Deux maîtres de la conception graphique, Tala Safié du « New York Times » et Alexandre Medawar à qui « L’Orient-Le Jour » doit son aspect actuel, nous guident à travers l’évolution typographique d’un double titre à la croisée de l’histoire et de la modernité.

« L’Orient-Le Jour », le sens caché des lettres de plomb

Ghassan Tuéni fait visiter l’imprimerie de la Coopérative des journalistes à un ministre sénégalais. Archives an-Nahar

Quel rapport entre votre journal préféré et le hard-rock ? Ne donnez pas trop vite votre langue au chat. La police gothique du logo d’origine de L’Orient, dont il ne subsiste que le « O », renvoie de nos jours à une connotation de résistance et d’anticonformisme dans laquelle se retrouvent des groupes tels que AC/DC et autres Iron Maiden représentés par des variantes de la même typo. Sans toutefois vous assourdir d’orages de basses et de grosses caisses, nous vous invitons dans les coulisses de notre siècle d’évolution graphique.

Un sentiment d’autorité et de confiance

Le logo de L’Orient-Le Jour, créé en 1971 à la suite de la fusion de L’Orient et Le Jour, combine deux typographies : une gothique pour L’Orient et une autre, dérivée, pour Le Jour. La police gothique, utilisée dans des logos de publications telles que Le Figaro et le New York Times, évoque la robustesse, la tradition et la pérennité. Selon Tala Safié, graphiste du New York Times, cette typographie, utilisée par Gutenberg dès le XVe siècle, confère une visibilité et un impact forts, tout en transmettant un sentiment d’autorité et de confiance, essentiel pour un journal.

Charme rétro de la typographie du « Jour »

Tala Safié observe que la combinaison de la typographie gothique de L’Orient avec le « slab serif » du Jour, un empattement épais et carré, n’évoque pas directement la modernité. Le « slab serif », populaire au XIXe siècle, rappelle le charme rétro des anciennes affiches publicitaires. Le logo vise à équilibrer modernité et tradition culturelle, mais Safié suggère que la combinaison pourrait être améliorée, notamment en termes de ligne et d’espacement des lettres. Elle note que les deux typographies, bien que distinctes et audacieuses, se concurrencent visuellement.

Le gothique associé au régime nazi avant d’être interdit par Hitler

Sur la refonte typographique de L’Orient-Le Jour, « garder l’« O » en gothique maintient une touche agréable et un clin d’œil au contexte traditionnel et historique », estime la graphiste. « La différence entre la refonte typographique des titres du New York Times – également gothique – et celle de L’Orient-Le Jour, c’est que le NYT n’a jamais changé son logo, ni procédé à une refonte radicale de sa plaque, qui est son identité visuelle », détaille-t-elle, ajoutant que « pour le NYT, même nettoyé, le gothique fait encore référence à une histoire longue et distinguée ». « Je pense que c’est aussi le cas pour le logo de L’OLJ, sauf qu’ici le nettoyage a été plus extrême », relève Tala Safié.

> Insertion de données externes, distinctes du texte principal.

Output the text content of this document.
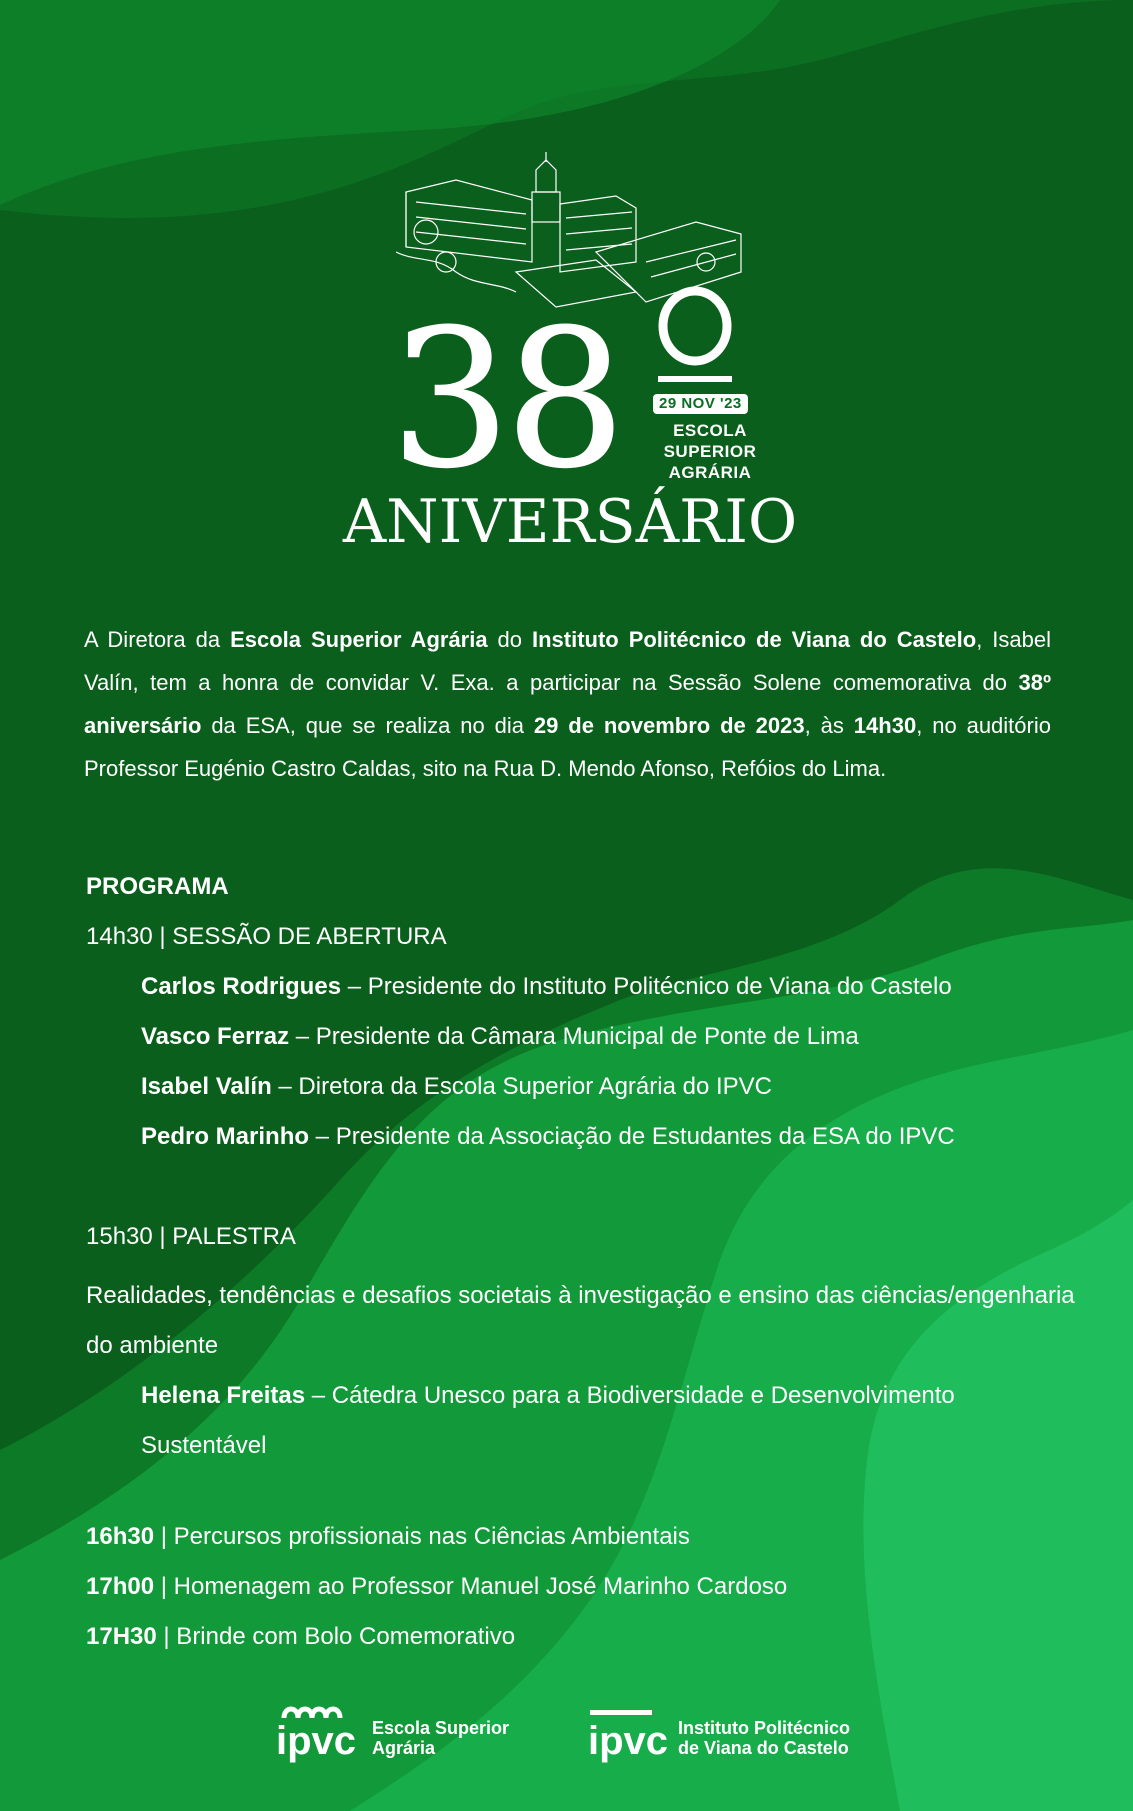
38	29 NOV '23
ESCOLA
SUPERIOR
AGRÁRIA
ANIVERSÁRIO
A Diretora da Escola Superior Agrária do Instituto Politécnico de Viana do Castelo, Isabel Valín, tem a honra de convidar V. Exa. a participar na Sessão Solene comemorativa do 38º aniversário da ESA, que se realiza no dia 29 de novembro de 2023, às 14h30, no auditório Professor Eugénio Castro Caldas, sito na Rua D. Mendo Afonso, Refóios do Lima.
PROGRAMA
14h30 | SESSÃO DE ABERTURA
Carlos Rodrigues – Presidente do Instituto Politécnico de Viana do Castelo
Vasco Ferraz – Presidente da Câmara Municipal de Ponte de Lima
Isabel Valín – Diretora da Escola Superior Agrária do IPVC
Pedro Marinho – Presidente da Associação de Estudantes da ESA do IPVC
15h30 | PALESTRA
Realidades, tendências e desafios societais à investigação e ensino das ciências/engenharia do ambiente
Helena Freitas – Cátedra Unesco para a Biodiversidade e Desenvolvimento Sustentável
16h30 | Percursos profissionais nas Ciências Ambientais
17h00 | Homenagem ao Professor Manuel José Marinho Cardoso
17H30 | Brinde com Bolo Comemorativo
ipvc Escola Superior
Agrária	ipvc Instituto Politécnico
de Viana do Castelo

« Ce qui est intéressant, c’est que le fraktur (version modernisée du gothique qu’un décret de 1934 interdisait aux éditeurs juifs, NDLR) est devenu moins populaire, à cause de son association avec le régime nazi qui s’y est dans un premier temps attaché comme à un symbole national, avant de s’en détourner, pour des raisons de lisibilité », précise l’éditrice multimédia du NYT, qui se définit comme « une graphiste et directrice artistique originaire de Beyrouth et basée à Brooklyn ».

Des lettres gothiques récupérées pour des questions d’économie ?

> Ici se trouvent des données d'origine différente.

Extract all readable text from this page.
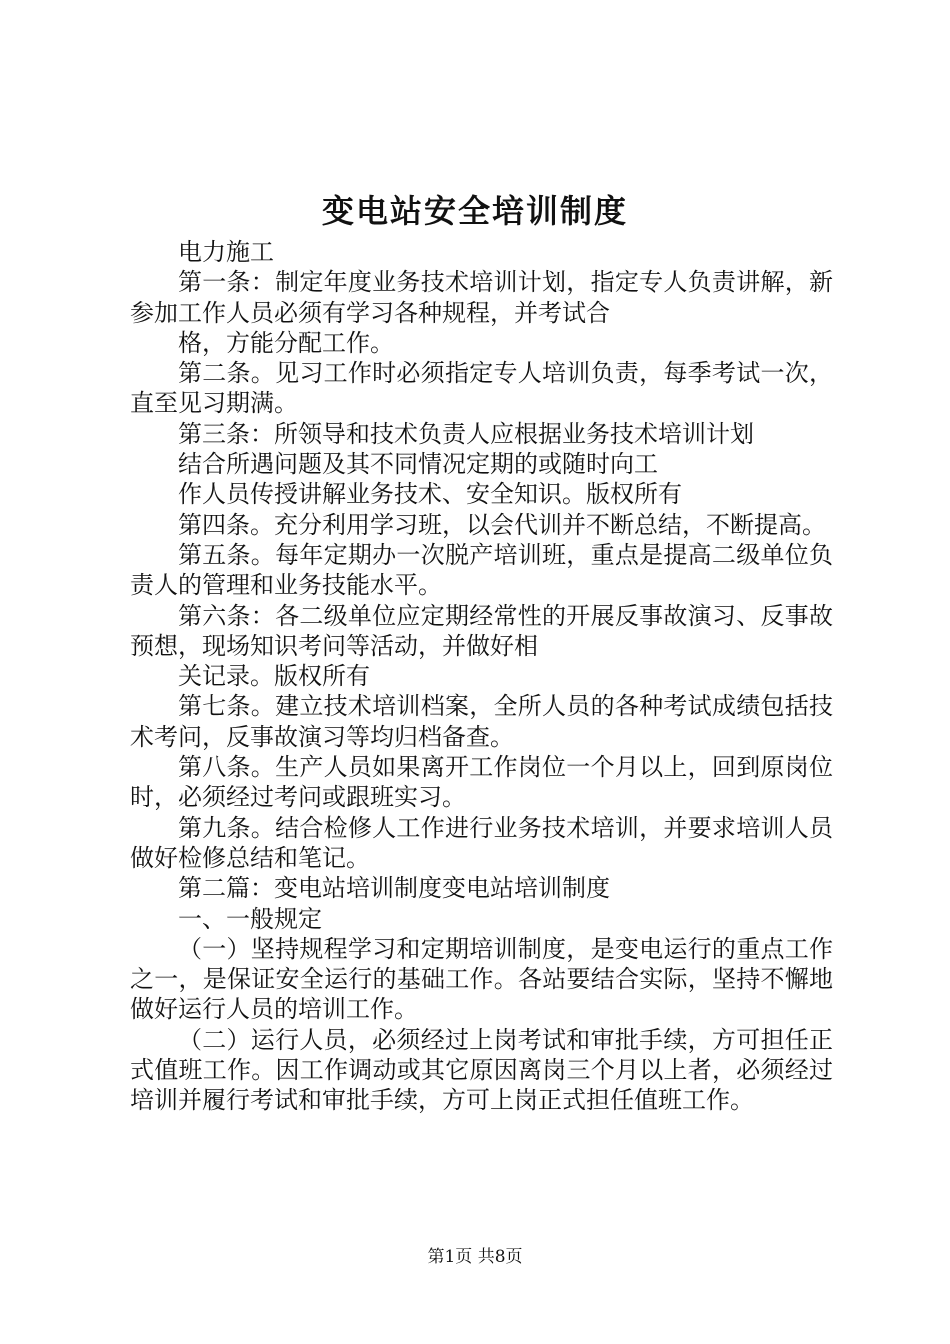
变电站安全培训制度

电力施工

第一条：制定年度业务技术培训计划，指定专人负责讲解，新参加工作人员必须有学习各种规程，并考试合

格，方能分配工作。

第二条。见习工作时必须指定专人培训负责，每季考试一次，直至见习期满。

第三条：所领导和技术负责人应根据业务技术培训计划

结合所遇问题及其不同情况定期的或随时向工

作人员传授讲解业务技术、安全知识。版权所有

第四条。充分利用学习班，以会代训并不断总结，不断提高。

第五条。每年定期办一次脱产培训班，重点是提高二级单位负责人的管理和业务技能水平。

第六条：各二级单位应定期经常性的开展反事故演习、反事故预想，现场知识考问等活动，并做好相

关记录。版权所有

第七条。建立技术培训档案，全所人员的各种考试成绩包括技术考问，反事故演习等均归档备查。

第八条。生产人员如果离开工作岗位一个月以上，回到原岗位时，必须经过考问或跟班实习。

第九条。结合检修人工作进行业务技术培训，并要求培训人员做好检修总结和笔记。

第二篇：变电站培训制度变电站培训制度

一、一般规定

（一）坚持规程学习和定期培训制度，是变电运行的重点工作之一，是保证安全运行的基础工作。各站要结合实际，坚持不懈地做好运行人员的培训工作。

（二）运行人员，必须经过上岗考试和审批手续，方可担任正式值班工作。因工作调动或其它原因离岗三个月以上者，必须经过培训并履行考试和审批手续，方可上岗正式担任值班工作。

第1页 共8页
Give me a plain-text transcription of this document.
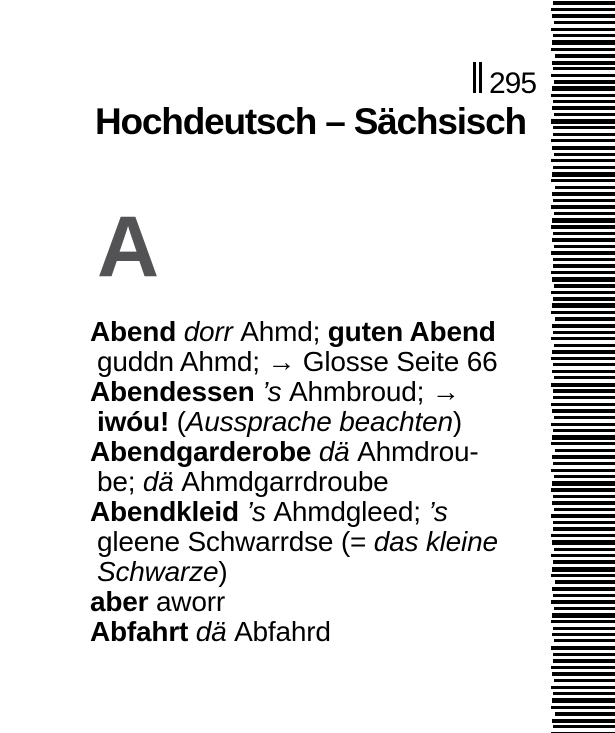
295
Hochdeutsch – Sächsisch
A
Abend dorr Ahmd; guten Abend
guddn Ahmd; → Glosse Seite 66
Abendessen ’s Ahmbroud; →
iwóu! (Aussprache beachten)
Abendgarderobe dä Ahmdrou-
be; dä Ahmdgarrdroube
Abendkleid ’s Ahmdgleed; ’s
gleene Schwarrdse (= das kleine
Schwarze)
aber aworr
Abfahrt dä Abfahrd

Auteur de la maquette et de la mise en page de L’Orient-Le Jour dans leur mouture actuelle, Alexandre Medawar rappelle lui aussi que, du caractère gothique, ou black letter, utilisé à l’origine dans le logo du quotidien L’Orient, il ne subsiste aujourd’hui que l’ « O ». « Utilisée depuis le début du titre en 1924, cette typo doit être remise dans son contexte de l’époque, à savoir l’entre-deux guerres et une certaine influence germanique, parce qu’elle n’était pas très utilisée dans les titres de la presse française, ce qui est intéressant », souligne-t-il. Quant au choix de cette police, dans le cas de L’Orient et avec ce contexte historique, « je ne pense pas que cela ait été lié à un positionnement politique, mais plutôt au fait que les imprimeurs avaient un choix restreint de typos à disposition », commente le graphiste. « Un jeu de lettres en plomb coûtait cher à l’époque. Il n’y avait donc pas vingt mille typos et la police gothique était utilisée pour des documents à caractère solennel. Ces lettres étaient peut-être même récupérées d’imprimeries européennes, pour des questions de coût », ajoute-t-il.

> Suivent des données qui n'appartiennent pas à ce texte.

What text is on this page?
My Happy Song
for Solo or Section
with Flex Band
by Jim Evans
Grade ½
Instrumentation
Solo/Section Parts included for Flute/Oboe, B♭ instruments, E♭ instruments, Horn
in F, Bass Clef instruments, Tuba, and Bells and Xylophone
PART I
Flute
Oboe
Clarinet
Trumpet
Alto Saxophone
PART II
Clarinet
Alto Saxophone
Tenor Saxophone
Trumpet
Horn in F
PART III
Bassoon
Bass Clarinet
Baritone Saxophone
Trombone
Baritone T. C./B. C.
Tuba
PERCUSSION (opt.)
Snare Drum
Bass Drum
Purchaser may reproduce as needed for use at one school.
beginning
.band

« Pour ma part, je me suis occupé deux fois de refondre la maquette. J’ai toujours considéré le logo dans son état d’origine comme ayant une bonne visibilité, donc je n’y ai pas fait de modifications autre que sur la largeur, pour le faire entrer dans la page. La dernière modification, c’est moi qui l’ai faite », rappelle Medawar. « Elle a été étroitisée pour une meilleure adaptation aux médias digitaux. Dans le titre, il reste toujours ce « O » qui a d’ailleurs été transformé en « 0 » pour les 100 ans de L’Orient-Le Jour. Très bonne idée, puisque c’est un peu la marque visuelle du journal », détaille-t-il.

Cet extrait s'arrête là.